Who, what, why: Who is still at Guantanamo?
A Guantanamo detainee, Abdel Malik Ahmed Abdel Wahab al-Rahabi, appears before a board on Tuesday. Like others held at the prison, he will wait to hear his fate.
The hearing is the first one open to journalists under the Obama administration. More are planned.
It is a hopeful sign for detainees. Al-Rahabi and others will be allowed to speak their mind - and say why they should be released.
It is also a reminder that some have been approved for release - but are still there. And that others are supposed to be prosecuted, but may never be.
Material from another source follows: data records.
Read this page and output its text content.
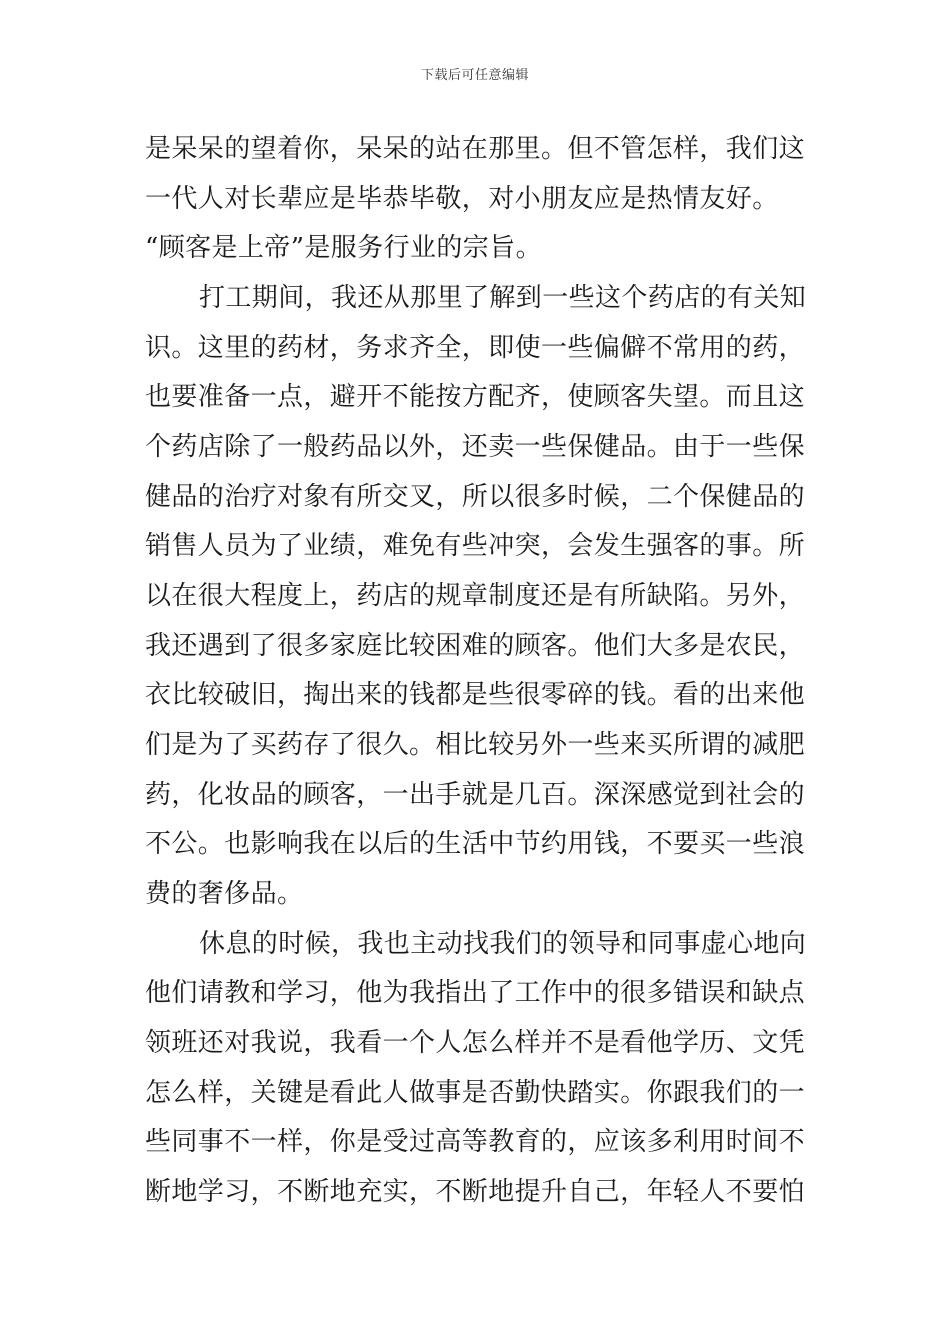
下载后可任意编辑
是呆呆的望着你，呆呆的站在那里。但不管怎样，我们这
一代人对长辈应是毕恭毕敬，对小朋友应是热情友好。
“顾客是上帝”是服务行业的宗旨。
打工期间，我还从那里了解到一些这个药店的有关知
识。这里的药材，务求齐全，即使一些偏僻不常用的药，
也要准备一点，避开不能按方配齐，使顾客失望。而且这
个药店除了一般药品以外，还卖一些保健品。由于一些保
健品的治疗对象有所交叉，所以很多时候，二个保健品的
销售人员为了业绩，难免有些冲突，会发生强客的事。所
以在很大程度上，药店的规章制度还是有所缺陷。另外，
我还遇到了很多家庭比较困难的顾客。他们大多是农民，
衣比较破旧，掏出来的钱都是些很零碎的钱。看的出来他
们是为了买药存了很久。相比较另外一些来买所谓的减肥
药，化妆品的顾客，一出手就是几百。深深感觉到社会的
不公。也影响我在以后的生活中节约用钱，不要买一些浪
费的奢侈品。
休息的时候，我也主动找我们的领导和同事虚心地向
他们请教和学习，他为我指出了工作中的很多错误和缺点
领班还对我说，我看一个人怎么样并不是看他学历、文凭
怎么样，关键是看此人做事是否勤快踏实。你跟我们的一
些同事不一样，你是受过高等教育的，应该多利用时间不
断地学习，不断地充实，不断地提升自己，年轻人不要怕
Their fate is unlikely to change.
Years ago US officials said that al-Rahabi was a bodyguard for Osama Bin Laden.
Al-Rahabi appears before the six members of a Periodic Review Board, though not in person. The board members are in Arlington, Virginia, according to a Pentagon spokesman, and are watching him on a video feed.
Journalists watch from an office building in Arlington, says the spokesman, though not in the same place. He may eventually be cleared. For others the future is uncertain.
The prison opened in January 2002 and at its peak held 750 detainees. Today about 155 men are held there. President Barack Obama promised to close the place down. The Periodic Review Board was set up two years ago as a way to speed up the process.
The first hearing was held in the autumn. Mahmoud Abd al Aziz Abd al Mujahid, 36, appeared before the board. He was accused of working for al-Qaeda but was never charged with a crime.
He was recommended for transfer. He is still there, however, because Yemen is considered too unstable to repatriate him. So far no other country has offered to take him.
At this point 77 individuals at Guantanamo have been cleared for transfer, according to Fordham University's Martha Rayner. Most, including Mujahid, are from Yemen.
About 45 detainees from Saudi Arabia and other countries fall into a different category. It is called indefinite detention - or "limbo", as Mark Denbeaux, a Seton Hall law professor, describes it.
These men are eligible to appear before the board, however. They could be cleared. Finally there is a category of about 31 detainees. Officials say they are slated for prosecution.
One of them is Khalid Sheikh Mohammed, the self-described plotter of 9/11. Others in this category include so-called high-value detainees - Walid bin Attash, Ammar al-Baluchi (also known as Abd al-Aziz Ali), Ramzi Binalshibh and Mustafa Ahmed al-Hawsawi.
They are supposed to be tried by a military tribunal for war crimes. "This commission is moving slowly but methodically toward trial," said Mark Martins, the chief prosecutor and a US brigadier general, according to the Financial Times.
The other men are unlikely to be prosecuted. In 2002 officials claimed that one of them, Abu Zubaydah, was a key figure in the al-Qaeda network.
He was held in a secret CIA facility. Officials created a programme of "Enhanced Interrogation Techniques" for him, as John Rizzo, a former CIA lawyer, wrote. Zubaydah is now prisoner 10016 at Camp 7, a mini-Supermax that is blocked off from the world.
Not even lawyers are allowed to visit. He is brought to a 20ft by 10ft (about 6m by 3m) wooden box, with his hands then chained to a bolt on the floor, for meetings. He has never been charged with a crime.
"He never will be," says his lawyer Joseph Margulies. Years ago officials misjudged him, he says, and consequently subjected him to the harsh programme. Now, he says, they are in a difficult position.
"It's an embarrassment, right, to cast the programme in doubt," says Margulies. "They just grabbed a tiger by the tail, and they don't know what to do with it."